Looking for more from Sean McLachlan? He also hangs out on the Midlist Writer blog, where he talks about writing, adventure travel, caving, and everything else he gets up to. He also reproduces all the posts from Civil War Horror, so drop on by!

Friday, November 16, 2012

Wild West Photo Friday: Black Cowboys

Wait, isn't this supposed to be Civil War Photo Friday? Well, I decided to mix it up a bit this week. In honor of the First Kansas Colored Volunteers getting their own state historic site, I wanted to show where some of them probably ended up.

After the Civil War, former slaves were faced with choices for the first time in their lives. Many moved to big cities, especially in the North, to look for work.
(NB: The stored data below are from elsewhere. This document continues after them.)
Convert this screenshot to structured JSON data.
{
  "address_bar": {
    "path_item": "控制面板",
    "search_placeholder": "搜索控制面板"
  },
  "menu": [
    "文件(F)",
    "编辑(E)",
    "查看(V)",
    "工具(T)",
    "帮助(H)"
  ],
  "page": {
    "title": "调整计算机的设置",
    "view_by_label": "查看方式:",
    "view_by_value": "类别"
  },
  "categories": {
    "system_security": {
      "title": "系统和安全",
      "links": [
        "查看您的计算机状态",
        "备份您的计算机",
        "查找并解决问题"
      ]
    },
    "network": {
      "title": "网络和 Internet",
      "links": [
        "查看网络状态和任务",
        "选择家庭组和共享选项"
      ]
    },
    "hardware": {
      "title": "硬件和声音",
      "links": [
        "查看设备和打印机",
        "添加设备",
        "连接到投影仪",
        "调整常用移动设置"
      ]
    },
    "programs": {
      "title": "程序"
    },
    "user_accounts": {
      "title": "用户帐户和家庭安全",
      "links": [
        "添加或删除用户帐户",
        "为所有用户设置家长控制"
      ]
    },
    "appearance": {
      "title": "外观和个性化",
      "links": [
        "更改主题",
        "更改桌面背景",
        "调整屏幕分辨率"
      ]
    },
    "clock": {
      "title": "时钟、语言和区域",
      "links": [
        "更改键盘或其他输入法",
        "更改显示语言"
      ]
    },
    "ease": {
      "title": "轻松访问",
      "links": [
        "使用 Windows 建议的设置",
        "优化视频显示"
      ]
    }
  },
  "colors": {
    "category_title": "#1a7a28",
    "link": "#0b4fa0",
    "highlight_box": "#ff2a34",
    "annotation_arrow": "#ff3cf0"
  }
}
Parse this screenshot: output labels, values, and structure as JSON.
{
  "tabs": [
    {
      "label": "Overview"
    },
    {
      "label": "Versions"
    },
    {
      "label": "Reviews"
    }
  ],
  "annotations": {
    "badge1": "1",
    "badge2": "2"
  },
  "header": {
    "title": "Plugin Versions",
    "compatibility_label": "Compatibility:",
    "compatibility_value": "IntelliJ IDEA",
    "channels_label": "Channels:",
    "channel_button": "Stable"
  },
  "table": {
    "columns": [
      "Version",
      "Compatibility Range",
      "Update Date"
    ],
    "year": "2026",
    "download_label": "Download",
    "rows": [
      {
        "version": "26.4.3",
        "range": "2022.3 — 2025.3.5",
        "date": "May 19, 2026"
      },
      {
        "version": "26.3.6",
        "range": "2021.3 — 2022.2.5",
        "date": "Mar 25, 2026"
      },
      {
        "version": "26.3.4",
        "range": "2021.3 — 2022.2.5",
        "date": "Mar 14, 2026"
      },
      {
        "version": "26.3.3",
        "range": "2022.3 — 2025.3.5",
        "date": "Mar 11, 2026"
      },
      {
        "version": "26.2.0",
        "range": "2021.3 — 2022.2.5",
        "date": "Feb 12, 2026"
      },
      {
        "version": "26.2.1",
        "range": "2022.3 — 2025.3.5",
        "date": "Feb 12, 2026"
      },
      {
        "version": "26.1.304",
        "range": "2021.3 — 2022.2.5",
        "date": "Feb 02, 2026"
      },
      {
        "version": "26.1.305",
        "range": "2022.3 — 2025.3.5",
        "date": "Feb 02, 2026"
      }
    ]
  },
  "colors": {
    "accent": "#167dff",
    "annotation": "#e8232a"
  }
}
Sadly, they found prejudices just as engrained there as back on the plantation. Some decided to join the great movement westward.
An estimated 15-20% of all cowboys were black. Prejudice wasn't as serious on the frontier, where everyone had to get along just to survive. In the Old West a man could work hard and maybe make a fortune regardless of the color of his skin. There was racism in the West, of course, but there was also a lot more opportunity. Some black cowboys even banded together to form towns such as West Texas City near Galveston. This town was originally called Our Settlement, showing the pride of these former slaves in finally having something to call their own. One of its founders, Calvin Bell, was the first African-American to have his own cattle brand, in 1874.
Here is one of the most famous black cowboys of them all, Nat Love, who was responsible for his own fame by being one of the few black cowboys to write an autobiography.


  1. Old Westerns don't reflect those percentages either.

  2. I like hearing about the tribes, what they did and how they survived. Your posts share what would have been regional knowledge in the past.